Differential plasticity and fate of brain-resident and recruited macrophages during the onset and resolution of neuroinflammation

Microglia and border-associated macrophages (BAMs) are brain-resident self-renewing cells with important homeostatic functions. However, their fate during and after severe episodes of brain inflammation and their relation to recruited monocyte-derived cells remain poorly understood. Here, we show that Trypanosoma brucei parasites invade the brain via its border regions, triggering a disruption of brain barriers and the recruitment of large numbers of monocytes. Fate-mapping combined with single-cell sequencing revealed the remarkable dynamics of resident macrophages, including microglia accumulation around the ventricular ependyma and an expansion of epiplexus cells. Resident macrophages were important for attracting peripheral immune cells and driving a pro-inflammatory response. However, recruited monocyte-derived macrophages reached higher cell densities and exhibited more transcriptional plasticity, adopting anti-microbial gene expression profiles not observed resident macrophages. Remarkably, recruited macrophages were short-lived and rapidly removed upon disease resolution, while activated resident macrophages progressively reverted towards a homeostatic state. Long-term transcriptional alterations were limited for microglia but more pronounced in BAMs. Together our results reveal the diverging responses and dynamics of resident and recruited macrophages upon Trypanosome invasion of the brain. Myeloid cells were isolated from whole brain samples and brain border tissues of naive mice, T. b. brucei infected mice, and mice cured from infection.
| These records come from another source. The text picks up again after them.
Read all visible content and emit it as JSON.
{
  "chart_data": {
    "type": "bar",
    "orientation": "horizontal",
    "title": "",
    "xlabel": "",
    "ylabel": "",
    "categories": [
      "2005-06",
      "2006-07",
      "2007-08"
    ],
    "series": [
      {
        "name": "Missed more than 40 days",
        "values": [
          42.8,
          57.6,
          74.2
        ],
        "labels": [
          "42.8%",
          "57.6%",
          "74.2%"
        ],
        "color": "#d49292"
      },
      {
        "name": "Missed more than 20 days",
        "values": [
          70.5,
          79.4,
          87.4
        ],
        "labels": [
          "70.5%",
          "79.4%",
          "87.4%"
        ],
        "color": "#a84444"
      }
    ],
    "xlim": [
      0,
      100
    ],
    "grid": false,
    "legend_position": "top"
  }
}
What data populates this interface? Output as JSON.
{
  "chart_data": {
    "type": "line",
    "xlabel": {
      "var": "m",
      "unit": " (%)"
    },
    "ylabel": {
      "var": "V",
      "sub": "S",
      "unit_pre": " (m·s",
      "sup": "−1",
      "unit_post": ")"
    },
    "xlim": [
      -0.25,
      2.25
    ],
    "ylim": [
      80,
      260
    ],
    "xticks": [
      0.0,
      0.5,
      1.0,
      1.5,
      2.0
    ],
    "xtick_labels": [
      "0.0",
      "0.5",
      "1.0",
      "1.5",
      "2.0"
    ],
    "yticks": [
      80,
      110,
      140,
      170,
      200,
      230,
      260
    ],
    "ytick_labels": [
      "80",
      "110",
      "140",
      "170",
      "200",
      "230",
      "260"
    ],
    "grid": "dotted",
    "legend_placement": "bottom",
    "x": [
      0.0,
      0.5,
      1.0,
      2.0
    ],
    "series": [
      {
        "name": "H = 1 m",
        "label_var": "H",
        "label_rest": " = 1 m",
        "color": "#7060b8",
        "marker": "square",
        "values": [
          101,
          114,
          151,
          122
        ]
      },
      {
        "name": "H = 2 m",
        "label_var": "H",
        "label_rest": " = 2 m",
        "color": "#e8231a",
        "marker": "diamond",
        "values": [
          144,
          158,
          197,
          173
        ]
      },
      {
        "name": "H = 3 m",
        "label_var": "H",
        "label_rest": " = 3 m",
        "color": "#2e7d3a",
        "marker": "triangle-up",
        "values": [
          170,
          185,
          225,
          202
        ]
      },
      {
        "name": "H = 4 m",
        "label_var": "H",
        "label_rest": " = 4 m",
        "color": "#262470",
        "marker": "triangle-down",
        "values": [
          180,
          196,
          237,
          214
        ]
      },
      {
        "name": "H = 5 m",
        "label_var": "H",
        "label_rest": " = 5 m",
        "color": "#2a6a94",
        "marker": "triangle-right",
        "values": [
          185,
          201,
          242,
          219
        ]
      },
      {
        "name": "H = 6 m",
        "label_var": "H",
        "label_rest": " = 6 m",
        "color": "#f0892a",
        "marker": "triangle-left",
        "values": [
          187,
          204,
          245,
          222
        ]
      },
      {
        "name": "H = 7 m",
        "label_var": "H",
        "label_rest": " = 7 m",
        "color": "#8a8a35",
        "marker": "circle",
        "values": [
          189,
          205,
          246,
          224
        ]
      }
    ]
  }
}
Cells were sorted by FACS (Fluorescence-activated cell sorting) through detection of CD45 and/or CD11b and CX3CR1 expression, and subsequently analyzed using scRNA-seq. Whole brain samples of naive and infected mice used n=4 mice/group. Whole brain samples of mice cured from late-stage infection (n=2-3 mice/group) was compared to that of late-stage infected mice (or cured day 0; 3 mice/group). Choroid plexus border tissue of infected mice (n=8 mice) was compared to previously published data in naive mice (Van Hove et al. 2019). And border tissues of cured mice (n=8 mice) were compared to non-infected age-matched littermate controls (n=6 mice).